Gringo Kullki: Sucres to Dollars in Ecuador
Product Description
The decade of the 1990s in Ecuador was marked by social tumult and rampant economic inflation, culminating in January 2000 when President Mahuad, acting on the advice of the International Monetary Fund, instituted stringent austerity measures that included the replacement of the traditional Ecuadorian currency, the sucre, with U.S. dollars as the legal currency. The transition was not easy.
This unusual and incisive documentary explores in depth the effects of the transition on Ecuador’s native people, featuring indigenous people from the mountains as they comment on the government’s policy.
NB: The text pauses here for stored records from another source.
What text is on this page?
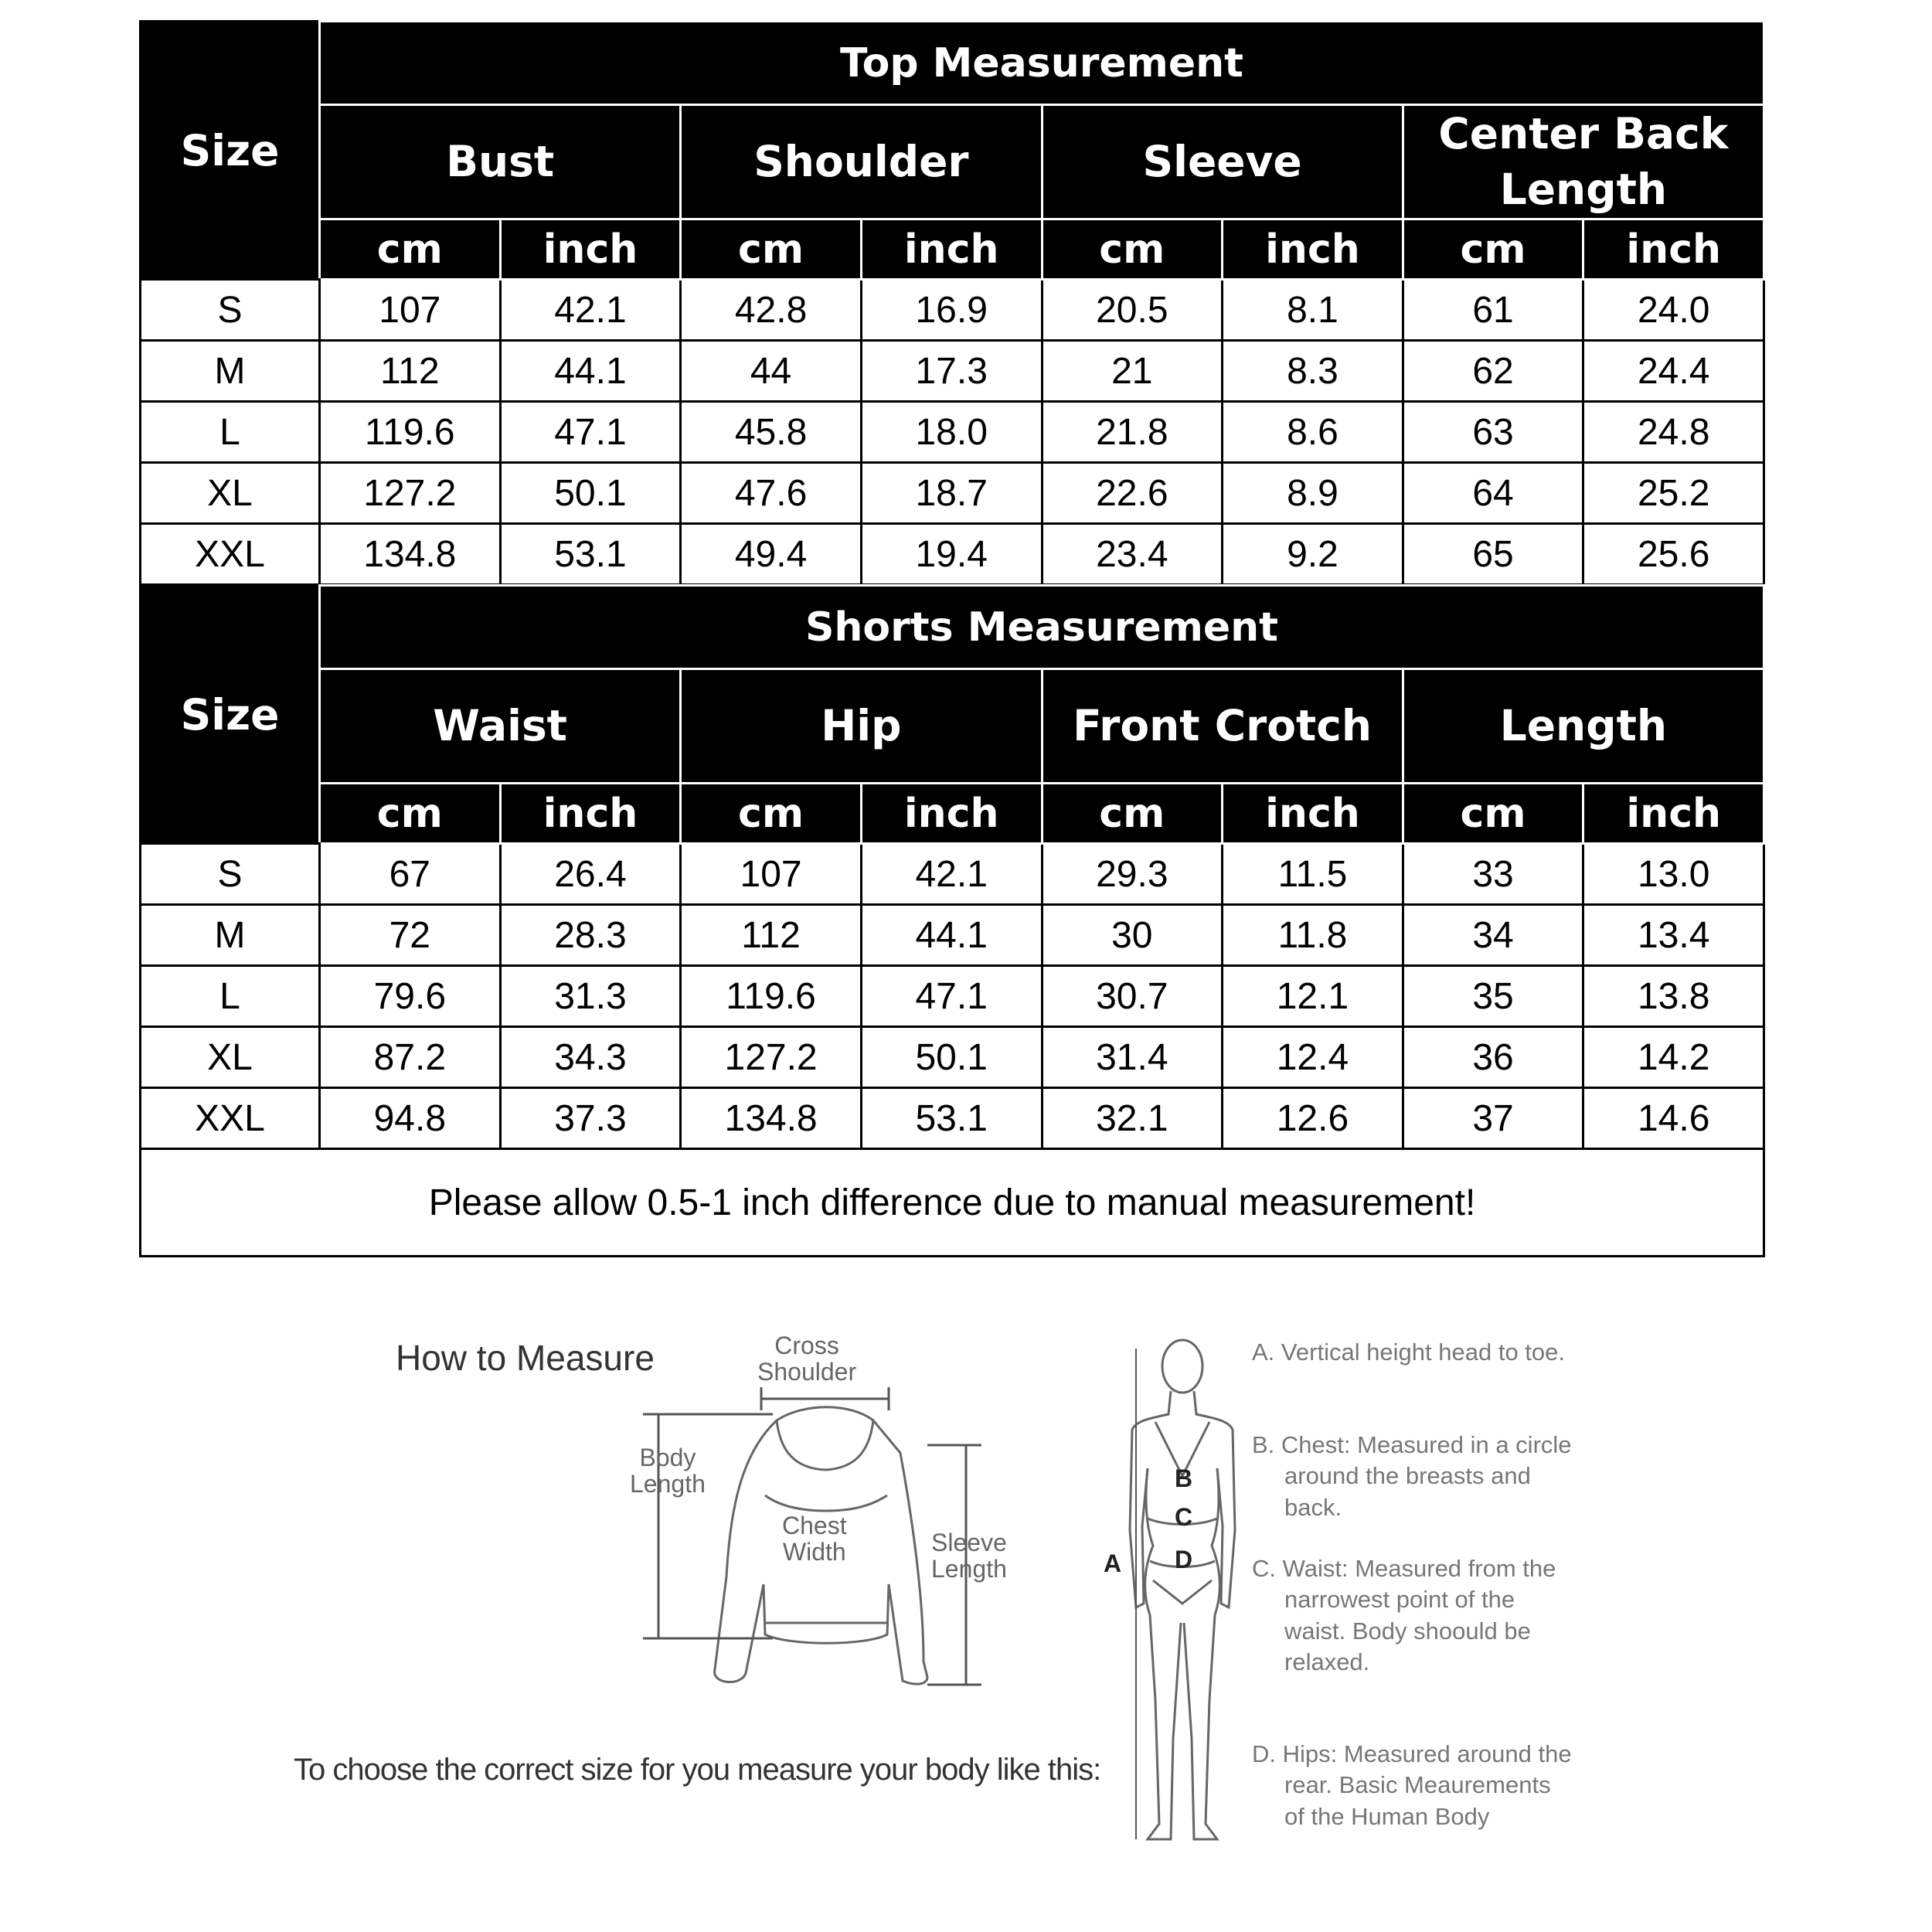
Size	Top Measurement							
	Bust		Shoulder		Sleeve		Center Back Length	
	cm	inch	cm	inch	cm	inch	cm	inch
S	107	42.1	42.8	16.9	20.5	8.1	61	24.0
M	112	44.1	44	17.3	21	8.3	62	24.4
L	119.6	47.1	45.8	18.0	21.8	8.6	63	24.8
XL	127.2	50.1	47.6	18.7	22.6	8.9	64	25.2
XXL	134.8	53.1	49.4	19.4	23.4	9.2	65	25.6
Size	Shorts Measurement							
	Waist		Hip		Front Crotch		Length	
	cm	inch	cm	inch	cm	inch	cm	inch
S	67	26.4	107	42.1	29.3	11.5	33	13.0
M	72	28.3	112	44.1	30	11.8	34	13.4
L	79.6	31.3	119.6	47.1	30.7	12.1	35	13.8
XL	87.2	34.3	127.2	50.1	31.4	12.4	36	14.2
XXL	94.8	37.3	134.8	53.1	32.1	12.6	37	14.6
Please allow 0.5-1 inch difference due to manual measurement!								
How to Measure	Cross
Shoulder
Body
Length
Chest
Width	Sleeve
Length	A
B
C
D
To choose the correct size for you measure your body like this:
A. Vertical height head to toe.
B. Chest: Measured in a circle around the breasts and back.
C. Waist: Measured from the narrowest point of the waist. Body shoould be relaxed.
D. Hips: Measured around the rear. Basic Meaurements of the Human Body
In the words of Alison Krögel, Assoc. Professor of Andean Literary and Cultural Studies at the University of Denver, “Gringo Kullki offers an indigenous-centered account of Ecuador’s highly fraught transition from the national currency of the sucre to the U.S. dollar. Through a series of Kichwa-language interviews with indigenous campesinos, market vendors, small business people, and intellectuals from various regions of Ecuador, this thought-provoking and insightful documentary offers a much needed counter-balance to hard-data driven analyses of the benefits and costs of dollarization in Ecuador.”
Sensitively filmed and deftly edited, Gringo Kullki powerfully demonstrates how the gringo money created hard times for the indigenous people. The brightly colored sucre bills were replaced with paper money of just one color: green. Indigenous elders were confused in their daily buying and selling in the market. Often they were deceived in the change of currency.
And who were the people represented on these new dollars? Faces on the old bills were familiar Ecuadorian heroes: Rumiñahui, who battled the Spanish conquistadors; Alfaro, who liberated the indigenous people from a life of serfdom. Instead, native people see a 5-dollar bill that features an unknown, angry-looking man with a furrowed brow (Lincoln).
Native people felt cheated: a 5-sucre bill used to buy enough food for a family; with dollarization, now it barely served to buy lunch. In their native language (Quechua), indigenous Andean men and women voice their perspective on the difficult adaptation to a new monetary system.
At times poignant, at times humorous, but always illuminating, Gringo Kullki will motivate thought and discussion in a wide range of classes in Latin American and Andean studies, cultural anthropology, global and development issues, and human rights. It was produced by Professor Emerita Regina Harrison, noted Quechua specialist and documentary filmmaker at the University of Maryland, and filmed by Prof. Harrison and Sami Ayriwa. In Quechua, with English subtitles.